Both articles identify accurately and comprehensively the weaknesses of risk assessment systems in predicting death and warn about the danger inherent in total reliance on such systems. Of course, no risk assessment system is perfect, but Grunkemeiers comment that a C-index of 0.8 is "only 60% of the way between worthless and perfect" is somewhat unfair. Perfection is not possible in risk prediction. If it were, it would no longer be prediction of risk but foretelling the future. Indeed, if we were ever able to predict death with 100% discrimination, no patient would ever die after cardiac operations, because we would have that advance knowledge and therefore simply not operate on the doomed.
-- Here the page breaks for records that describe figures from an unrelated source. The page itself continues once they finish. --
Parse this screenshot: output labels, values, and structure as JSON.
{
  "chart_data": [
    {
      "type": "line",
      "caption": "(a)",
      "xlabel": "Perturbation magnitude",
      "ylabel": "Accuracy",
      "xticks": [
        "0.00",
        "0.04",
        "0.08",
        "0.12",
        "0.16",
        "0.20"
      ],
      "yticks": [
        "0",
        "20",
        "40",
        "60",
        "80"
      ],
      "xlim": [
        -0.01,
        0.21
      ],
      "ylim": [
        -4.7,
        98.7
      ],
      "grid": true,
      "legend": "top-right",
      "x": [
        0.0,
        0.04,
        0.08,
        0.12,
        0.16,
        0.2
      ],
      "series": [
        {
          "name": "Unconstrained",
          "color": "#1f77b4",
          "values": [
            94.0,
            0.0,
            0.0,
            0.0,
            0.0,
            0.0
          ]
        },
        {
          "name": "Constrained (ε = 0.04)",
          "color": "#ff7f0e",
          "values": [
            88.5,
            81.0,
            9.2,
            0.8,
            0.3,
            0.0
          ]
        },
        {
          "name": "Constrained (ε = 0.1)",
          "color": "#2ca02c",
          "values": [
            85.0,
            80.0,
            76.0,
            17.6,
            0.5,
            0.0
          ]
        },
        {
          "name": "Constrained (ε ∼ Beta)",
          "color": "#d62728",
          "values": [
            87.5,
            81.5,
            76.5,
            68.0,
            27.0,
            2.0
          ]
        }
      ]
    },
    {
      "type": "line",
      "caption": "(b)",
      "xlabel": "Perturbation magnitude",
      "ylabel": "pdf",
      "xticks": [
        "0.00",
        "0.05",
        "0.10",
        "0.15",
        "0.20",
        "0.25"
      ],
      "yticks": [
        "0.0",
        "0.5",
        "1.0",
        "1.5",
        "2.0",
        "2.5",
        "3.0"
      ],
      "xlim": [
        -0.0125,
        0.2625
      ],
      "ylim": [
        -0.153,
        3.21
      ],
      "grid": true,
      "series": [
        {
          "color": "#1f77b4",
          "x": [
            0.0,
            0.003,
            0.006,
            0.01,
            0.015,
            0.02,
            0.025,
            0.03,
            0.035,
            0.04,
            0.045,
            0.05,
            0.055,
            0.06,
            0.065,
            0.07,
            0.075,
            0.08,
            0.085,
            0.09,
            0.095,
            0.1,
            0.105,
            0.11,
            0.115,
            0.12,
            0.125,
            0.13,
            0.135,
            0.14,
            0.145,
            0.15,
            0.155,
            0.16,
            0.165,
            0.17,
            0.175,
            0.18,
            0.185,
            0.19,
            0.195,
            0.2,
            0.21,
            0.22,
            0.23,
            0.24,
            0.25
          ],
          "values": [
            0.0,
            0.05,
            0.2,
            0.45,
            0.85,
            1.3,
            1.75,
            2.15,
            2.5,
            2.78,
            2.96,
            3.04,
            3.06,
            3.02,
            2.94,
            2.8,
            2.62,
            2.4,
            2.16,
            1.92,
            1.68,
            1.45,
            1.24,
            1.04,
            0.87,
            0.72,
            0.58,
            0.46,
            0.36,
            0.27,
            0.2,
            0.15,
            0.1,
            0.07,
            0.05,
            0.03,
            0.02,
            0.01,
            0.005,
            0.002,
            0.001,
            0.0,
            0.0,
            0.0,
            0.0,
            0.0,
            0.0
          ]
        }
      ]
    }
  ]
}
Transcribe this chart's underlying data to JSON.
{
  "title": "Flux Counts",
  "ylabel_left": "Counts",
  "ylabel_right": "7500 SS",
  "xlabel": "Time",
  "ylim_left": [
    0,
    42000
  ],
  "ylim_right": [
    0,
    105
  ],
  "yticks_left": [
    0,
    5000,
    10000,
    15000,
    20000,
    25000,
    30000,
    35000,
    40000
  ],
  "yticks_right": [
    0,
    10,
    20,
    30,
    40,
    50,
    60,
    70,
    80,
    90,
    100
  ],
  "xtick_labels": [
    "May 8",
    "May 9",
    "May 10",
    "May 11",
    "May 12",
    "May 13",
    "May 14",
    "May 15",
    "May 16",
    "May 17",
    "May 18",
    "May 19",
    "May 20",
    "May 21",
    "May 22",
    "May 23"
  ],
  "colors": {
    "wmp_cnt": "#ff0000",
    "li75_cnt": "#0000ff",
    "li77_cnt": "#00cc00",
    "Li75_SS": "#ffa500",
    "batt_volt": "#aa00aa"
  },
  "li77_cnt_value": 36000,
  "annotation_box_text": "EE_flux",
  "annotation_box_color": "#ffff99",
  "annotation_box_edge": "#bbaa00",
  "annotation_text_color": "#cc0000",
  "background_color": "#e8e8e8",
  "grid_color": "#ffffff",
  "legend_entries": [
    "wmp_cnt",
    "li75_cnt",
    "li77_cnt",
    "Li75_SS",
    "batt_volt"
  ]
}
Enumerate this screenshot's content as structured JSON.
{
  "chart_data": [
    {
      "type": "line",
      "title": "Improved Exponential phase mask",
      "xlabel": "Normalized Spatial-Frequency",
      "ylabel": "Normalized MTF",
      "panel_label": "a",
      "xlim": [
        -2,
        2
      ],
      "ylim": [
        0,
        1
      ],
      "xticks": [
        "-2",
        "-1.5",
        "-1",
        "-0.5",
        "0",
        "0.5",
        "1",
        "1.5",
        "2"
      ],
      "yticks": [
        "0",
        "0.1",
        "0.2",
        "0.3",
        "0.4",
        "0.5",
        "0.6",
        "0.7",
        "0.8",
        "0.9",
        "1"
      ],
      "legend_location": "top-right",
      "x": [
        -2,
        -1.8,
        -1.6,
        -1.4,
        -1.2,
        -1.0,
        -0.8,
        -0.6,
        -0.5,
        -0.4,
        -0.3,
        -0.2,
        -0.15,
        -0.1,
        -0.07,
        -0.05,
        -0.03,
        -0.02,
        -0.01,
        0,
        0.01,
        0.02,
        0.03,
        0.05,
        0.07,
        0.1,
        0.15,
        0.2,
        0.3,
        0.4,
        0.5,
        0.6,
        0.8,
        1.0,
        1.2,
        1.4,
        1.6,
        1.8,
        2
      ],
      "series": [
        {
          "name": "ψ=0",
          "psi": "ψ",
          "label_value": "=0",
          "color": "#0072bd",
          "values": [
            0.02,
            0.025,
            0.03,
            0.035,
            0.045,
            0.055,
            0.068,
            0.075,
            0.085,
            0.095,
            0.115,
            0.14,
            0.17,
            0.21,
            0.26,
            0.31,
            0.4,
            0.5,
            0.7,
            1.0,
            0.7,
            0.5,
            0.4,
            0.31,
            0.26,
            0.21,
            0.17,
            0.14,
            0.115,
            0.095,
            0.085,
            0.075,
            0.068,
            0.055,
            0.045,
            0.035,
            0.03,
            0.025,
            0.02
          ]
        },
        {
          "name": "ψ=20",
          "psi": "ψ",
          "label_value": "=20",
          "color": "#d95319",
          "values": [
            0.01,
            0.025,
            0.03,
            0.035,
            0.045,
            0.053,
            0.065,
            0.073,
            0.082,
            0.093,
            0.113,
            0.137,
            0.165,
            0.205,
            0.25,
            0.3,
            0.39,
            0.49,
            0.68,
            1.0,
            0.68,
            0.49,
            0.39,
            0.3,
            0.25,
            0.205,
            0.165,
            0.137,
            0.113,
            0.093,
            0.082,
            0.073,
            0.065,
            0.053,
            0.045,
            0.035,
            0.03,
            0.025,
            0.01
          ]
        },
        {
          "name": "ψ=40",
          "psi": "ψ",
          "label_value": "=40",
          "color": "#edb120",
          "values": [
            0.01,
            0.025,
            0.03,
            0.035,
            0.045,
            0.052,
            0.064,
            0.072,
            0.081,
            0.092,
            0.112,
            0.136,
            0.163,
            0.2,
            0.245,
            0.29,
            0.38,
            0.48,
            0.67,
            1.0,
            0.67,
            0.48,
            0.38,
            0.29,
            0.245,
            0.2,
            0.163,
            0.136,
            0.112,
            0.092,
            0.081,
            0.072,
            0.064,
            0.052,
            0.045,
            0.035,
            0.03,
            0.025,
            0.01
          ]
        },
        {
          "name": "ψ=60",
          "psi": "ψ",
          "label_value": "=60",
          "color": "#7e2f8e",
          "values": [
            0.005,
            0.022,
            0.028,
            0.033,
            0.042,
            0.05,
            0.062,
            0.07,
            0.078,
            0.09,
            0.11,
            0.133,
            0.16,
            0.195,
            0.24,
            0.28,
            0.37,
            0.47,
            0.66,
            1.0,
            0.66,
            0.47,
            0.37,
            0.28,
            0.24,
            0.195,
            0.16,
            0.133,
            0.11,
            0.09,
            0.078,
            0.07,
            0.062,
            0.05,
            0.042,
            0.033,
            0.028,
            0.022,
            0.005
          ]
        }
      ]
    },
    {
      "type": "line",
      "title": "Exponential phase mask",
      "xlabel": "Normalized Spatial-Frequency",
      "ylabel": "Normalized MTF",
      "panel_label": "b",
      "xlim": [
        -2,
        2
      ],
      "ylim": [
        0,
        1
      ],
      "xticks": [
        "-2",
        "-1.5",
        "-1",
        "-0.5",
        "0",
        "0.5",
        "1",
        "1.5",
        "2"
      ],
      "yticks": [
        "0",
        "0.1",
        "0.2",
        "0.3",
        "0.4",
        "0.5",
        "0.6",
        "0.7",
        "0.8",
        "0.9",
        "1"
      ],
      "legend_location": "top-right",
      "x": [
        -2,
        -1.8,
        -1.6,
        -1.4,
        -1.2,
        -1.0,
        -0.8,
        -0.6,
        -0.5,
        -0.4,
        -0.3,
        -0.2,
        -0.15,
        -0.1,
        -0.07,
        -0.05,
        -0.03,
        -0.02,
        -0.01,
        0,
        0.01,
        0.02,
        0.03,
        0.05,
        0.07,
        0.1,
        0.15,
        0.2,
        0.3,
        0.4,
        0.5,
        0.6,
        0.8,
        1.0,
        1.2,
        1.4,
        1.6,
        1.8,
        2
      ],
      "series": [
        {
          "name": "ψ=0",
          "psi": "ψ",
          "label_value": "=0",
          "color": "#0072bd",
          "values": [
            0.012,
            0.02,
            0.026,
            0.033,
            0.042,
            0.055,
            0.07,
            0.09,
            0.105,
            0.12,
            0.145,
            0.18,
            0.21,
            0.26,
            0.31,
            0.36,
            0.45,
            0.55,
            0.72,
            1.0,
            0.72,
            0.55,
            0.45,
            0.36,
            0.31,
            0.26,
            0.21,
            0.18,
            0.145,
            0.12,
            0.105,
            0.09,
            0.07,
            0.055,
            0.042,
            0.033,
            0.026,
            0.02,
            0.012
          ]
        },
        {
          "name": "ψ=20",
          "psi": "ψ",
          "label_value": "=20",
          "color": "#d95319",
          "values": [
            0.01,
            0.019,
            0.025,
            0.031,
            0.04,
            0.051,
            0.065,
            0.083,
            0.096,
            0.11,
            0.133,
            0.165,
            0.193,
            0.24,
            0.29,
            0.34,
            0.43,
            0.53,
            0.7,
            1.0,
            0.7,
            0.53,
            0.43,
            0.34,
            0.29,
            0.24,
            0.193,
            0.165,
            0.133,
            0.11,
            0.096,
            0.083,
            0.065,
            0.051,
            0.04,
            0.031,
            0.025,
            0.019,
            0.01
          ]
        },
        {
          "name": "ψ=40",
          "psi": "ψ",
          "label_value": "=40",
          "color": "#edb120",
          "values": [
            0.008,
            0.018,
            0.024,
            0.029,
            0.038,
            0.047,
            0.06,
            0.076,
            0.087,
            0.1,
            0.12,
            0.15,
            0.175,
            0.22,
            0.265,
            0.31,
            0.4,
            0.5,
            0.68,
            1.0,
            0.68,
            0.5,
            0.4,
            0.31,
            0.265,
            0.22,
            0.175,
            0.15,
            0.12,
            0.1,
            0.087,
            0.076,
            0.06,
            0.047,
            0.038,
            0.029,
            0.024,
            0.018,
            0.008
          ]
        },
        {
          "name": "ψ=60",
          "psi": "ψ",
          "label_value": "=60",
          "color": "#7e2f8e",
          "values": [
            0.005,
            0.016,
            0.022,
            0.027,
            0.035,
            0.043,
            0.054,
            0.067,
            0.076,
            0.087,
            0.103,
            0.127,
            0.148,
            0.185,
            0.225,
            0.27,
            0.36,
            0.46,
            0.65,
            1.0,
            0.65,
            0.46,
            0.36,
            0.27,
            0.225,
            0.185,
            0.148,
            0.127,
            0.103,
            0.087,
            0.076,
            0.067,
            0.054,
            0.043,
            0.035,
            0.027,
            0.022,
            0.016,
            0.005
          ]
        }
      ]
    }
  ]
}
There are two approaches to quality assurance in cardiac surgery and in medical care in general. The first is the obvious and easy path of report cards, or, as they are called in Europe, league tables or hit parades. Whatever the name, this is essentially publication of outcome data. Both articles eloquently express the concerns that many surgeons have about this approach, with its inherent risk of gaming, statistical play, and potential damage to providers (and, indeed, patients) when surgeons and hospitals are seen to fail, whether such perceived failure is due to chance, statistical quirk, risk model instability, or true underperformance. The alternative is that of robust, peer-reviewed, local quality monitoring with intelligent interpretation of data and the timely institution of action plans for any underperformance. The limitation of this approach is the loss of transparency and perceived reduction in the freedom of information and public accountability that many political forces are demanding of health care. Whichever path is chosen, robust risk assessment, properly constructed by the profession, is an essential part of the process and presents a substantial advance on crude outcome statistics alone.
Finally, we are disappointed that in two major and comprehensive articles on the subject of risk assessment and performance in cardiac surgery, with a combined reference list of more than 155 articles, EuroSCORE [3] was not mentioned once.